After Van Bergen returned from his tour there in 1971 with his own array of medals — Army commendation medals, a Vietnam service medal, a Cross of Gallantry medal — his father passed away. His step-mother passed on to Van Bergen his father’s medals from World War II as well as his grandfather’s Purple Heart. He put them in the glove box of his car.
And then someone broke into this car and stole all those medals. He believes another family member took them, angry they had been given to Van Bergen.
“They just disappeared,” he said.
As the decades wore on, Van Bergen gave up on ever seeing them again. That sadness stuck with him: “I just assumed I would never get it back,” he said.
Meanwhile, at a landfill in Waseca, Wayne Ingebritson — a Minnesota Department of Transportation maintenance worker from Janesville and himself a Vietnam veteran — was hauling Adopt a Highway garbage some 20 years ago when he spied a conspicuous piece of trash. He saw a purple box with a purple ribbon inside. A medal was inscribed with the words: “FOR MILITARY MERIT. ALBERT A. VAN BERGEN.”
“I knew what it was right away,” said Ingebritson, now 73 and retired. “But I didn’t know what to do with it.”
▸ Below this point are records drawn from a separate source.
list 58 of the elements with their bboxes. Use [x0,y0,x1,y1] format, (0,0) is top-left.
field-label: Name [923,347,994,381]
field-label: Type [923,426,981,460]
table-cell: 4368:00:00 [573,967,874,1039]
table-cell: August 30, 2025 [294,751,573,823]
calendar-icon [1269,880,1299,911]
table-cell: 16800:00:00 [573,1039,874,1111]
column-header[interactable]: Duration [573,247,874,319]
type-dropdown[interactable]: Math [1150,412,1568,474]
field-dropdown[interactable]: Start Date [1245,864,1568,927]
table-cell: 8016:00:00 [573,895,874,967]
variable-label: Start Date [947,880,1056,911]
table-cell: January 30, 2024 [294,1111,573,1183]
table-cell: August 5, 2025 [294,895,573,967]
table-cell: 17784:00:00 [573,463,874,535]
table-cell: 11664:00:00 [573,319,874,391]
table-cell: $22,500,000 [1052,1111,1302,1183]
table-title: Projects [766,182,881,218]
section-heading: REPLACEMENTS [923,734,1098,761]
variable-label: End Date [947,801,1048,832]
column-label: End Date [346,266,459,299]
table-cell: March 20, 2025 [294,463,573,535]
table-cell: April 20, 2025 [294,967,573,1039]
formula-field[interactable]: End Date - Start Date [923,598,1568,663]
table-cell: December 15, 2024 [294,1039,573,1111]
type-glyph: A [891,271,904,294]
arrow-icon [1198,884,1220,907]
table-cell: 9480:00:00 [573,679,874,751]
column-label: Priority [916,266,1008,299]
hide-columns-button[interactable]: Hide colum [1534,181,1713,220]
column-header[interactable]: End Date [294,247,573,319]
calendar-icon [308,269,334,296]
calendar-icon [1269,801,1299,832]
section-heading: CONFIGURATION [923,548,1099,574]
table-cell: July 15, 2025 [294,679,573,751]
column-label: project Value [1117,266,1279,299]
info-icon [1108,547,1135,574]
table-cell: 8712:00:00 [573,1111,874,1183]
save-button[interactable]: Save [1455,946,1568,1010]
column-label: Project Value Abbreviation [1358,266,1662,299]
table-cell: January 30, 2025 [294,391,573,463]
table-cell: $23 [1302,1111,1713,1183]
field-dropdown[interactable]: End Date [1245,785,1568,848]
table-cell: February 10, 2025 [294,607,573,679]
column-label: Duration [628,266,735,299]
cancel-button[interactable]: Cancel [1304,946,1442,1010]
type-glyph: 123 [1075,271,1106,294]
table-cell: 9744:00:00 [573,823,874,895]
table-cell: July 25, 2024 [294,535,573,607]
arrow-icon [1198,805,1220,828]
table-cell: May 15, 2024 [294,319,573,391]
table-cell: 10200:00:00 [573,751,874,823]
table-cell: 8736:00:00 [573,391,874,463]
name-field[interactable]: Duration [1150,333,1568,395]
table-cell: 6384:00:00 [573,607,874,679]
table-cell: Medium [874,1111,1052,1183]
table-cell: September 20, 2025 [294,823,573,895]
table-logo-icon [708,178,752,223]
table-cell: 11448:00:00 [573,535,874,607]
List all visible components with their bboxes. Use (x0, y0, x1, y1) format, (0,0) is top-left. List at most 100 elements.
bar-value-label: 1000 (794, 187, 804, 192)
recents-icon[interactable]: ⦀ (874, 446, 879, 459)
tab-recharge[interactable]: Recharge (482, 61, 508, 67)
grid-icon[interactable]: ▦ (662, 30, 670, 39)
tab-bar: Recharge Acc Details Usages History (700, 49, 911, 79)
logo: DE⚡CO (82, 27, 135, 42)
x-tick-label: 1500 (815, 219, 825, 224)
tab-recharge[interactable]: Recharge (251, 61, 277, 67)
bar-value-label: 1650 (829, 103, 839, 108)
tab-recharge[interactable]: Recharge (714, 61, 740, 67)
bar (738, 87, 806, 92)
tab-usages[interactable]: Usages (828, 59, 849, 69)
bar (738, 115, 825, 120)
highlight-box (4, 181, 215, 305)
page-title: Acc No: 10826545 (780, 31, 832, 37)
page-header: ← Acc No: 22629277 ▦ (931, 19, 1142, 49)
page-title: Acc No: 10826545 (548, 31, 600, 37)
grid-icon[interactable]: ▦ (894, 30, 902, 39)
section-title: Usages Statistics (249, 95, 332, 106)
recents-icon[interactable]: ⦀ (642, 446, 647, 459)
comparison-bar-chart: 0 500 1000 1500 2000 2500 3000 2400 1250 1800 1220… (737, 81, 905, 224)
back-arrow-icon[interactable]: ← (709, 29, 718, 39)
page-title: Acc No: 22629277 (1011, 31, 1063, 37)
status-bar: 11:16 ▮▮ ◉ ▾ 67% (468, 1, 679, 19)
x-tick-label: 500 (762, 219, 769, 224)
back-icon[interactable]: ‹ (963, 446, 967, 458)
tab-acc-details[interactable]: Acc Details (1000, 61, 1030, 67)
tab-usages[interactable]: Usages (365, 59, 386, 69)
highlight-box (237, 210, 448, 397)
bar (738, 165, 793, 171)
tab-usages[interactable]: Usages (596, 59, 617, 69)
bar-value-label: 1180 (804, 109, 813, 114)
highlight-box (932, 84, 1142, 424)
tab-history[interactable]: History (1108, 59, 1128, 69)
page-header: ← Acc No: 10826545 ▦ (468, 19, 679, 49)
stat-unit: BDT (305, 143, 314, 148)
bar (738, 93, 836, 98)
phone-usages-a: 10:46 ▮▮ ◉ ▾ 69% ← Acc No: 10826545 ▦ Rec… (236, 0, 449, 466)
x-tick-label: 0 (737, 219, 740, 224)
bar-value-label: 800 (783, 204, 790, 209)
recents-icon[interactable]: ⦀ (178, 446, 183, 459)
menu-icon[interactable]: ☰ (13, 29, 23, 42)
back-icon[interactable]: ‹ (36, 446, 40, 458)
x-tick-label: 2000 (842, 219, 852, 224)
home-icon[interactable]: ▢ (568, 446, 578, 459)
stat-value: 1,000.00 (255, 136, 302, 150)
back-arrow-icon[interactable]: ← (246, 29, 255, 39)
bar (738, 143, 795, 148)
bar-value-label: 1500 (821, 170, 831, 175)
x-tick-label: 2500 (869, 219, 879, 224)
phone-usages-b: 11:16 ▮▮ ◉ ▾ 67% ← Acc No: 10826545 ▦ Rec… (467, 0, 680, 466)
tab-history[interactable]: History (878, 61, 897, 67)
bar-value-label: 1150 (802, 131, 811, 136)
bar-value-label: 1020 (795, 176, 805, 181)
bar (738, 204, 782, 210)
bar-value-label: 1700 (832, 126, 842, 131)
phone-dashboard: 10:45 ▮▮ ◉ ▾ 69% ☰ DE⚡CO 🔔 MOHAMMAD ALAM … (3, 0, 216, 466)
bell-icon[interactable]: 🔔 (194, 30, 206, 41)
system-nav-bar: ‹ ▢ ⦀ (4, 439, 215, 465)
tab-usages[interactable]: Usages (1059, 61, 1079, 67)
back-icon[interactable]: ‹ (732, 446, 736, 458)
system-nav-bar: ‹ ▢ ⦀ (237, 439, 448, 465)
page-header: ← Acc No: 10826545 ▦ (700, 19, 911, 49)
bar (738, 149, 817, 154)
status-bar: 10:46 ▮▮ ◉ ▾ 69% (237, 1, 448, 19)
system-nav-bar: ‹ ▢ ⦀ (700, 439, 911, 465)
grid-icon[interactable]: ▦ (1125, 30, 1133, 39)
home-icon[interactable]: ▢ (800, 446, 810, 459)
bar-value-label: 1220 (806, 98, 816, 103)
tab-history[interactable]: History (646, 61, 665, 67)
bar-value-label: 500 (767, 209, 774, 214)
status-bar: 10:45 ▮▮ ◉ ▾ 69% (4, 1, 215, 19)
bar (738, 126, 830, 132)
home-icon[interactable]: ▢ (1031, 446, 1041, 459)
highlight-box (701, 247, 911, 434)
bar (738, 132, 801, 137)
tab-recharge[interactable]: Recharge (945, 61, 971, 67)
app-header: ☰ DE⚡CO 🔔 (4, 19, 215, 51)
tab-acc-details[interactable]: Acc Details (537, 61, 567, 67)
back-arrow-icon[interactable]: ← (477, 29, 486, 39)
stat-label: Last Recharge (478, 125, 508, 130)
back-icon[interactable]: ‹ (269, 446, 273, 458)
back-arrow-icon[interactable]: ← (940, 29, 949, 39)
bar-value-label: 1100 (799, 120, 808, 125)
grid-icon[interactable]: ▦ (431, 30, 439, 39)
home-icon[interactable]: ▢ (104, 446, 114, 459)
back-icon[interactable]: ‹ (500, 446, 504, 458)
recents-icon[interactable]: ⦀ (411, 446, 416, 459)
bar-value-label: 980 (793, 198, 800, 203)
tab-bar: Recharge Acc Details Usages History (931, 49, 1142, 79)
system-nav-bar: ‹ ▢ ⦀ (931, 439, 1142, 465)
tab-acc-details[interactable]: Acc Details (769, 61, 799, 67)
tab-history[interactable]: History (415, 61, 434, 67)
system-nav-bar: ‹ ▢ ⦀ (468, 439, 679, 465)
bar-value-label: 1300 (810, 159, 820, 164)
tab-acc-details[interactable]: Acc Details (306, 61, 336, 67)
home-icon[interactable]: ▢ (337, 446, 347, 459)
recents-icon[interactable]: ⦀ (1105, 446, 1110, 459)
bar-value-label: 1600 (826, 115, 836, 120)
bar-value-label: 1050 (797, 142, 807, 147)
He went to a few different VA locations. Some government folks said they’d take the medal and try to solve the mystery, but Ingebritson couldn’t stomach giving that medal to just anyone. He tried to find Purple Heart recipients by that name: No luck. So for years he kept it in his jewelry box. Over the years he made a few attempts — he did some research at a library in Mankato and contacted a group called Purple Hearts Reunited — but nothing panned out.
“I figured some day I’d find it, but honestly, I kind of forgot about it,” he said.
Meanwhile, Jen Moeller, a 52-year-old Rosemount dental hygienist who is Albert Van Bergen’s great-granddaughter, was getting into genealogy. She became active on Ancestry.com with a public family tree. She researched her relatives, including the World War I veteran with the wooden leg. And one day earlier this year, she got a phone call from a Vermont-based organization called Purple Hearts Reunited. The group believed it had found something that belonged to her family.
Moeller drove to Faribault and met Ingebritson at a DQ. He handed her the medal. She explained Albert Van Bergen’s story, and told Ingebritson how grateful the family was. Moeller and an aunt determined the rightful heir must be Bob Van Bergen. She drove to Shakopee, giddy.
“I held it out in my hand like a little bird,” she said. Van Bergen explained to her how the medal had been lost, and how holding this medal a half-century after losing it helped heal old wounds.
“If it had been a day earlier or a day later, I’d have missed it,” Ingebritson said. “There must have been a purpose for that to be there.”
“Such a treasured item has a destiny,” Moeller said. “I don’t know if it’s serendipity, fate, God, whatever. But I believe something greater than us brought this back to our family.”
In his home in Shakopee, days before his grandchildren tear into that pile of Christmas presents, Van Bergen held up the medal. He spoke about passing it on to his oldest son when he dies. Moeller, his second cousin, spoke about how family reunions had faded over time, and how, perhaps, her genealogy work plus this medal could spur cousins to reconnect.
The medal signifies sacrifice, they agreed. And family.
“It’s the best gift I’ve ever been given,” Van Bergen said.